Nieoczekiwane skutki rosyjskiej agresji

Przychodzi ważny mail o godz. 22, telefon automatycznie daje nam o tym znać – i co robić, odpuścić sobie odpisywanie na niego?

Tylko czy zawsze możemy odpuścić? To bardzo skomplikowane dylematy. Kiedyś tak nie było. Jeżeli fizycznie wychodziłeś z pracy, to ta praca nie miała nad tobą żadnej kontroli. A teraz masz tzw. fakap w robocie i masz poczucie, że jeśli o tej 22 nie zajmiesz się nim od razu, to tylko sam sobie zrobisz jeszcze większy problem. Utraciliśmy jasne granice i trudno nam zachować równowagę, ten tzw. work-life balance.

I co proponujesz jako stoik?

Warto, byśmy pamiętali, że to jednak od nas zależy, jak bardzo chcemy się dać zużyć temu, co robimy. Tym wszystkim stresom, fakapom, całej tej presji. To jest w naszej głowie. I jeżeli odpowiednio tego wszystkiego sobie w niej nie poukładamy, to zje nas każda praca, niezależnie jak obiektywnie stresująca. Sam zresztą cały czas się z tym zmagam, bo pisząc książki, muszę ciągle się ścierać w różnych kwestiach z redaktorami i wydawcami, co ma potencjał mocno stresujący. Oczywiście, nie jest to robota asystenta prezydenta Trumpa, gdy kompletnie nie wiesz, co się za chwilę wydarzy (śmiech). Ale to praca z założenia rwana, nieokreślona, pozbawiona jakichś naturalnych granic, nie siedzi się w niej przy biurku od 9 do 17. A wtedy na tobie spoczywa cała odpowiedzialność za zachowanie życiowej równowagi. Musisz samemu ułożyć sobie wszystko w głowie. I to jest coś, czego cały czas się uczę.

Czasem jednak trzeba poharować. Wiesz, raty kredytów idą w górę, ktoś w rodzinie zachoruje…

Jasne, jeżeli musisz przegiąć, by utrzymać się na powierzchni, to musisz, i tyle.
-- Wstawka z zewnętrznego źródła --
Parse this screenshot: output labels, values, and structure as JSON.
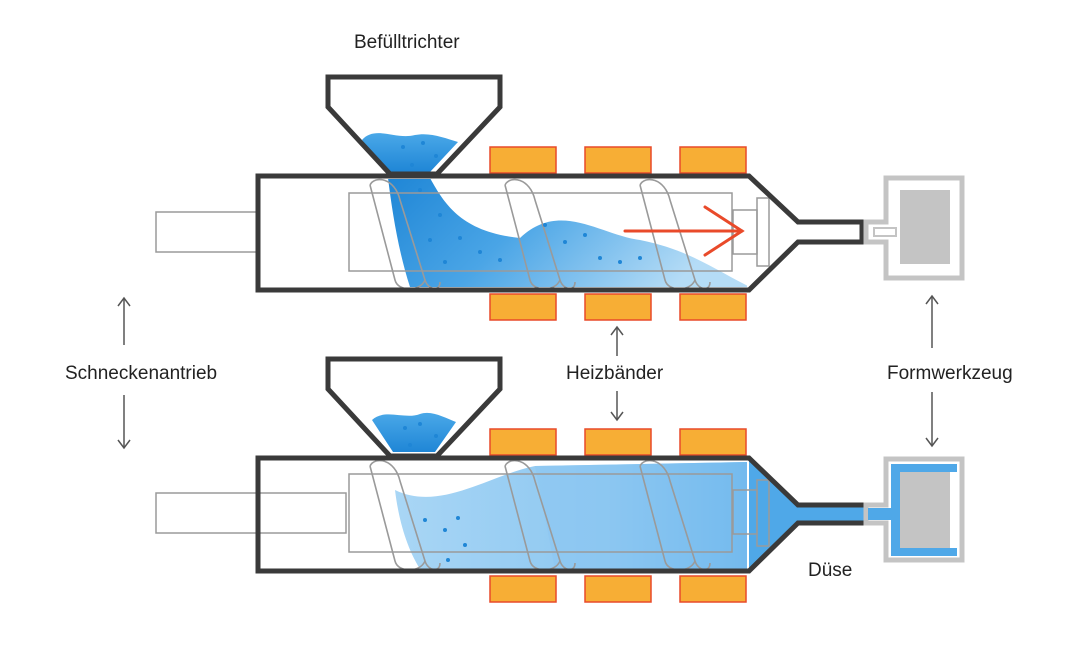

Ale często to jednak sami zakładamy, że tak musimy, choć obiektywne czynniki wcale nam takiej konieczności nie narzucają. Elementarne założenie stoicyzmu mówi, że to, jak się czujemy, jest funkcją tego, jak myślimy. Jeśli świadomie czy podświadomie zakładamy, że jesteśmy pracoholikami i chcemy się zajechać, to się zajedziemy. Jeśli jednak nie chcemy, to musimy zacząć to wszystko odpowiednio sobie układać w głowie. Bo zewnętrzne okoliczności są oczywiście ważne, ale tak samo ważne są własne założenia.
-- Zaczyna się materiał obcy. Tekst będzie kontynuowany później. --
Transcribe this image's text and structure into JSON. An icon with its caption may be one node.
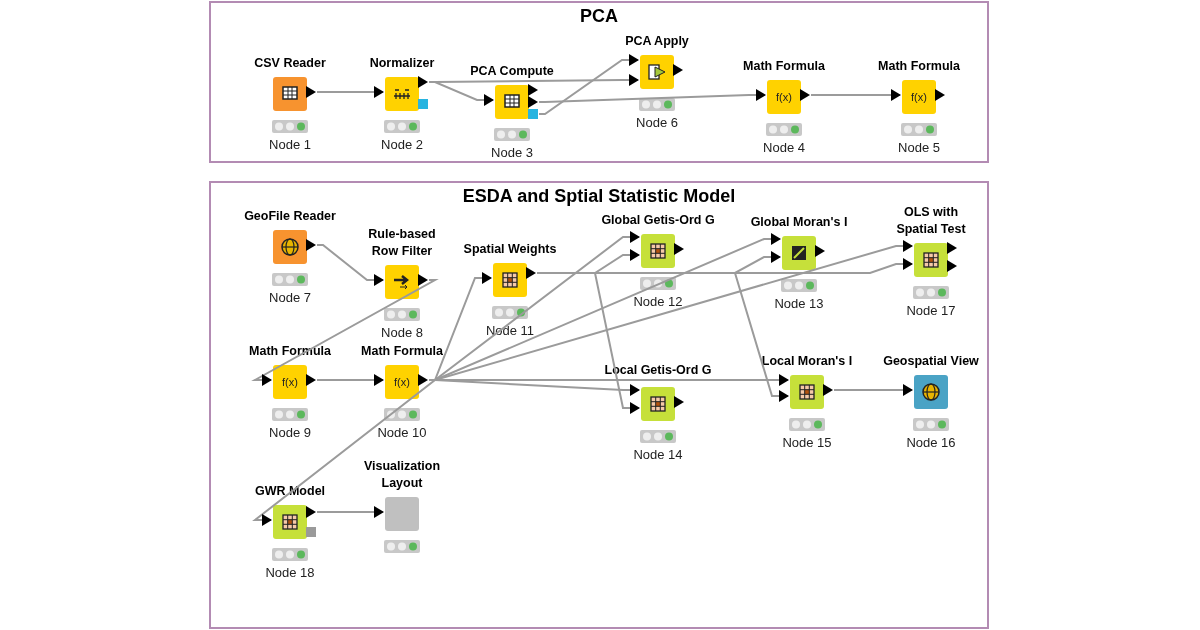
{
  "diagram": {
    "nodes": [
      {
        "text": [
          "PCA"
        ]
      },
      {
        "text": [
          "CSV Reader"
        ],
        "in": 0,
        "beside": [
          "Node 1"
        ]
      },
      {
        "text": [
          "Normalizer"
        ],
        "in": 0,
        "beside": [
          "Node 2"
        ]
      },
      {
        "text": [
          "PCA Compute"
        ],
        "in": 0,
        "beside": [
          "Node 3"
        ]
      },
      {
        "text": [
          "PCA Apply"
        ],
        "in": 0,
        "beside": [
          "Node 6"
        ]
      },
      {
        "text": [
          "Math Formula",
          "f(x)"
        ],
        "in": 0,
        "beside": [
          "Node 4"
        ]
      },
      {
        "text": [
          "Math Formula",
          "f(x)"
        ],
        "in": 0,
        "beside": [
          "Node 5"
        ]
      },
      {
        "text": [
          "ESDA and Sptial Statistic Model"
        ]
      },
      {
        "text": [
          "GeoFile Reader"
        ],
        "in": 7,
        "beside": [
          "Node 7"
        ]
      },
      {
        "text": [
          "Rule-based Row Filter"
        ],
        "in": 7,
        "beside": [
          "Node 8"
        ]
      },
      {
        "text": [
          "Spatial Weights"
        ],
        "in": 7,
        "beside": [
          "Node 11"
        ]
      },
      {
        "text": [
          "Global Getis-Ord G"
        ],
        "in": 7,
        "beside": [
          "Node 12"
        ]
      },
      {
        "text": [
          "Global Moran's I"
        ],
        "in": 7,
        "beside": [
          "Node 13"
        ]
      },
      {
        "text": [
          "OLS with Spatial Test"
        ],
        "in": 7,
        "beside": [
          "Node 17"
        ]
      },
      {
        "text": [
          "Math Formula",
          "f(x)"
        ],
        "in": 7,
        "beside": [
          "Node 9"
        ]
      },
      {
        "text": [
          "Math Formula",
          "f(x)"
        ],
        "in": 7,
        "beside": [
          "Node 10"
        ]
      },
      {
        "text": [
          "Local Getis-Ord G"
        ],
        "in": 7,
        "beside": [
          "Node 14"
        ]
      },
      {
        "text": [
          "Local Moran's I"
        ],
        "in": 7,
        "beside": [
          "Node 15"
        ]
      },
      {
        "text": [
          "Geospatial View"
        ],
        "in": 7,
        "beside": [
          "Node 16"
        ]
      },
      {
        "text": [
          "GWR Model"
        ],
        "in": 7,
        "beside": [
          "Node 18"
        ]
      },
      {
        "text": [
          "Visualization Layout"
        ],
        "in": 7
      }
    ],
    "edges": [
      {
        "from": 1,
        "to": 2,
        "arrow": "to"
      },
      {
        "from": 2,
        "to": 3,
        "arrow": "to"
      },
      {
        "from": 2,
        "to": 4,
        "arrow": "to"
      },
      {
        "from": 3,
        "to": 4,
        "arrow": "to"
      },
      {
        "from": 3,
        "to": 5,
        "arrow": "to"
      },
      {
        "from": 5,
        "to": 6,
        "arrow": "to"
      },
      {
        "from": 8,
        "to": 9,
        "arrow": "to"
      },
      {
        "from": 9,
        "to": 14,
        "arrow": "to"
      },
      {
        "from": 14,
        "to": 15,
        "arrow": "to"
      },
      {
        "from": 15,
        "to": 10,
        "arrow": "to"
      },
      {
        "from": 15,
        "to": 11,
        "arrow": "to"
      },
      {
        "from": 15,
        "to": 12,
        "arrow": "to"
      },
      {
        "from": 15,
        "to": 16,
        "arrow": "to"
      },
      {
        "from": 15,
        "to": 17,
        "arrow": "to"
      },
      {
        "from": 15,
        "to": 13,
        "arrow": "to"
      },
      {
        "from": 15,
        "to": 19,
        "arrow": "to"
      },
      {
        "from": 10,
        "to": 11,
        "arrow": "to"
      },
      {
        "from": 10,
        "to": 12,
        "arrow": "to"
      },
      {
        "from": 10,
        "to": 16,
        "arrow": "to"
      },
      {
        "from": 10,
        "to": 17,
        "arrow": "to"
      },
      {
        "from": 10,
        "to": 13,
        "arrow": "to"
      },
      {
        "from": 17,
        "to": 18,
        "arrow": "to"
      },
      {
        "from": 19,
        "to": 20,
        "arrow": "to"
      }
    ]
  }
}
Czyli musimy się samoograniczać?

To nie jest dobre słowo. Bo w dzisiejszym świecie sami często rzeczywiście nie możemy już sobie przywrócić granic znanych z poprzedniej epoki. I nie zawsze to miałoby w ogóle sens. Bardziej chodzi o to, jak mocno będziemy swoją pracę przeżywać, jak będziemy dawać się jej zjadać. Jak łatwo te stresy przyjmiemy do siebie i uznamy za swoje. Jeżeli sobie nie powiemy, że nie możemy dać się tym stresom zjeść, to nic nam nie pomoże.

Klasyczny stoicyzm mówi, że rzeczy zewnętrzne – wszystkie wydarzenia, fakty – nie mają wartości obiektywnej, czyli nie mają własnej miary. Nie są ani dobre, ani złe, po prostu są. A dopiero my je czynimy dobrymi albo złymi. I ortodoksyjny stoik by powiedział, że taką zewnętrzną rzeczą jest właśnie fakap w pracy – to od nas zależy, na ile uznamy go za stresujący, a na ile nie.

Spoko, czyli wybucha pożar w robocie, a my mamy stać z kawą przy kserokopiarce i uśmiechać się do biegających współpracowników, bo przecież nie damy się zjeść stresom wywołanym przez wydarzenia niezależne od nas?

Oczywiście masz rację, że stresogenność różnych wydarzeń, nie tylko pożaru, ale i mniejszych fakapów pracowych, jest często czynnikiem obiektywnym, niezależnym zbytnio od naszego nastawienia. Ten stres naprawdę istnieje. Dlatego ja też z tym ortodoksyjnym stoicyzmem dużo polemizuję. Natomiast inną kwestią jest, na ile damy temu stresowi nami zawładnąć, jeżeli to nie pożar, ale jakiś mniejszy fakap.

Ciągle mówisz poukładać w głowie, powiedzieć sobie… Wybacz, ale kompletnie nie wiem, co i jak tak naprawdę mam zrobić.

Bo to nie jest tak, że możesz ot tak coś po prostu zmienić w swoim życiu i nagle będzie już wszystko super. To jest długotrwały proces. Musisz wypracować sobie pewną postawę, a ją budujemy przez praktykę – ona nie pojawi się w nas z dnia na dzień.

I jak się buduje taką postawę?

Trzeba wziąć książki stoickie i zacząć je czytać (śmiech).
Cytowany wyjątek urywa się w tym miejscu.